Given parabolic flight, the height $$y$$ of a ball is given by the equation:

$\begin{equation} y = x \tan(\theta) - \left[ \frac{1}{2 ((v_{0})^{2})} \right] \left[ \frac{g x^{2}}{\left(cos(\theta)\right)^{2}} \right] + y_{0} \end{equation}$

where $$x$$ is a horizontal coordinate (metres), $$g$$ is the acceleration of gravity (metres per second per second), $$v_{0}$$ is the initial velocity (metres per second) at an angle $$\theta$$ (radians) with the x-axis, and $$(0,y_{0})$$ is the initial position of the ball (metres).

Write a program to compute the vertical height $$y$$ of a ball.
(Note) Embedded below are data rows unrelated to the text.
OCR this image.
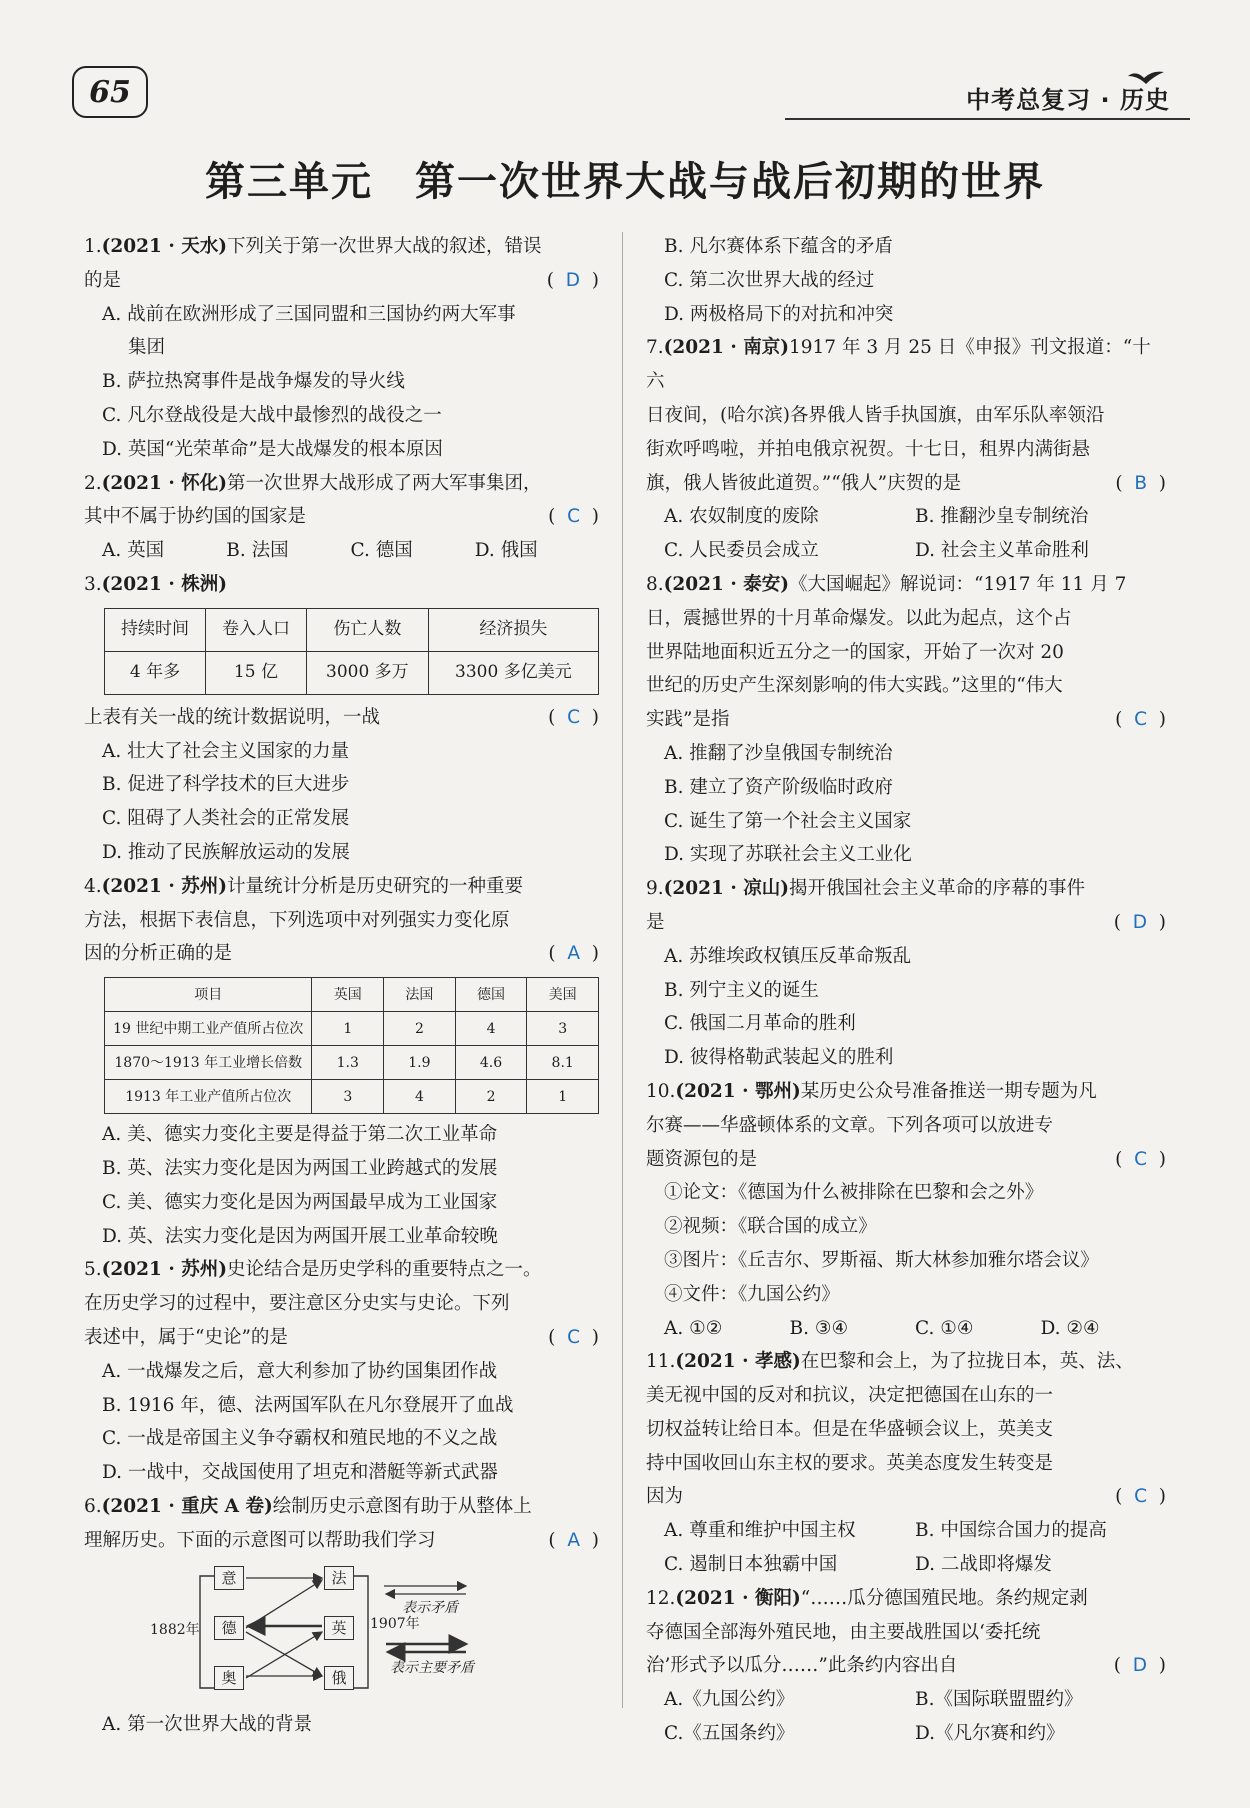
65	中考总复习 · 历史
第三单元　第一次世界大战与战后初期的世界
1.(2021 · 天水)下列关于第一次世界大战的叙述，错误
的是	(  D  )
A. 战前在欧洲形成了三国同盟和三国协约两大军事
集团
B. 萨拉热窝事件是战争爆发的导火线
C. 凡尔登战役是大战中最惨烈的战役之一
D. 英国“光荣革命”是大战爆发的根本原因
2.(2021 · 怀化)第一次世界大战形成了两大军事集团，
其中不属于协约国的国家是	(  C  )
A. 英国	B. 法国	C. 德国	D. 俄国
3.(2021 · 株洲)
持续时间	卷入人口	伤亡人数	经济损失
4 年多	15 亿	3000 多万	3300 多亿美元
上表有关一战的统计数据说明，一战	(  C  )
A. 壮大了社会主义国家的力量
B. 促进了科学技术的巨大进步
C. 阻碍了人类社会的正常发展
D. 推动了民族解放运动的发展
4.(2021 · 苏州)计量统计分析是历史研究的一种重要
方法，根据下表信息，下列选项中对列强实力变化原
因的分析正确的是	(  A  )
项目	英国	法国	德国	美国
19 世纪中期工业产值所占位次	1	2	4	3
1870～1913 年工业增长倍数	1.3	1.9	4.6	8.1
1913 年工业产值所占位次	3	4	2	1
A. 美、德实力变化主要是得益于第二次工业革命
B. 英、法实力变化是因为两国工业跨越式的发展
C. 美、德实力变化是因为两国最早成为工业国家
D. 英、法实力变化是因为两国开展工业革命较晚
5.(2021 · 苏州)史论结合是历史学科的重要特点之一。
在历史学习的过程中，要注意区分史实与史论。下列
表述中，属于“史论”的是	(  C  )
A. 一战爆发之后，意大利参加了协约国集团作战
B. 1916 年，德、法两国军队在凡尔登展开了血战
C. 一战是帝国主义争夺霸权和殖民地的不义之战
D. 一战中，交战国使用了坦克和潜艇等新式武器
6.(2021 · 重庆 A 卷)绘制历史示意图有助于从整体上
理解历史。下面的示意图可以帮助我们学习	(  A  )
1882年	1907年
意
德
奥
法
英
俄
表示矛盾
表示主要矛盾
A. 第一次世界大战的背景
B. 凡尔赛体系下蕴含的矛盾
C. 第二次世界大战的经过
D. 两极格局下的对抗和冲突
7.(2021 · 南京)1917 年 3 月 25 日《申报》刊文报道：“十六
日夜间，(哈尔滨)各界俄人皆手执国旗，由军乐队率领沿
街欢呼鸣啦，并拍电俄京祝贺。十七日，租界内满街悬
旗，俄人皆彼此道贺。”“俄人”庆贺的是	(  B  )
A. 农奴制度的废除	B. 推翻沙皇专制统治
C. 人民委员会成立	D. 社会主义革命胜利
8.(2021 · 泰安)《大国崛起》解说词：“1917 年 11 月 7
日，震撼世界的十月革命爆发。以此为起点，这个占
世界陆地面积近五分之一的国家，开始了一次对 20
世纪的历史产生深刻影响的伟大实践。”这里的“伟大
实践”是指	(  C  )
A. 推翻了沙皇俄国专制统治
B. 建立了资产阶级临时政府
C. 诞生了第一个社会主义国家
D. 实现了苏联社会主义工业化
9.(2021 · 凉山)揭开俄国社会主义革命的序幕的事件
是	(  D  )
A. 苏维埃政权镇压反革命叛乱
B. 列宁主义的诞生
C. 俄国二月革命的胜利
D. 彼得格勒武装起义的胜利
10.(2021 · 鄂州)某历史公众号准备推送一期专题为凡
尔赛——华盛顿体系的文章。下列各项可以放进专
题资源包的是	(  C  )
①论文：《德国为什么被排除在巴黎和会之外》
②视频：《联合国的成立》
③图片：《丘吉尔、罗斯福、斯大林参加雅尔塔会议》
④文件：《九国公约》
A. ①②	B. ③④	C. ①④	D. ②④
11.(2021 · 孝感)在巴黎和会上，为了拉拢日本，英、法、
美无视中国的反对和抗议，决定把德国在山东的一
切权益转让给日本。但是在华盛顿会议上，英美支
持中国收回山东主权的要求。英美态度发生转变是
因为	(  C  )
A. 尊重和维护中国主权	B. 中国综合国力的提高
C. 遏制日本独霸中国	D. 二战即将爆发
12.(2021 · 衡阳)“……瓜分德国殖民地。条约规定剥
夺德国全部海外殖民地，由主要战胜国以‘委托统
治’形式予以瓜分……”此条约内容出自	(  D  )
A.《九国公约》	B.《国际联盟盟约》
C.《五国条约》	D.《凡尔赛和约》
The program should ask the user to input values for $$g$$, $$v_{0}$$, $$\theta$$, $$x$$, and $$y_{0}$$, and print out a sentence giving the vertical height of the ball.

Test your program with this example:

enter a value for g (m/s/s): 9.8
enter a value for v0 (m/s): 6.789
enter a value for theta (rad): 0.123
enter a value for x (m): 4.5
enter a value for y0 (m): 5.4
The vertical height of the ball is: 3.7705780307 m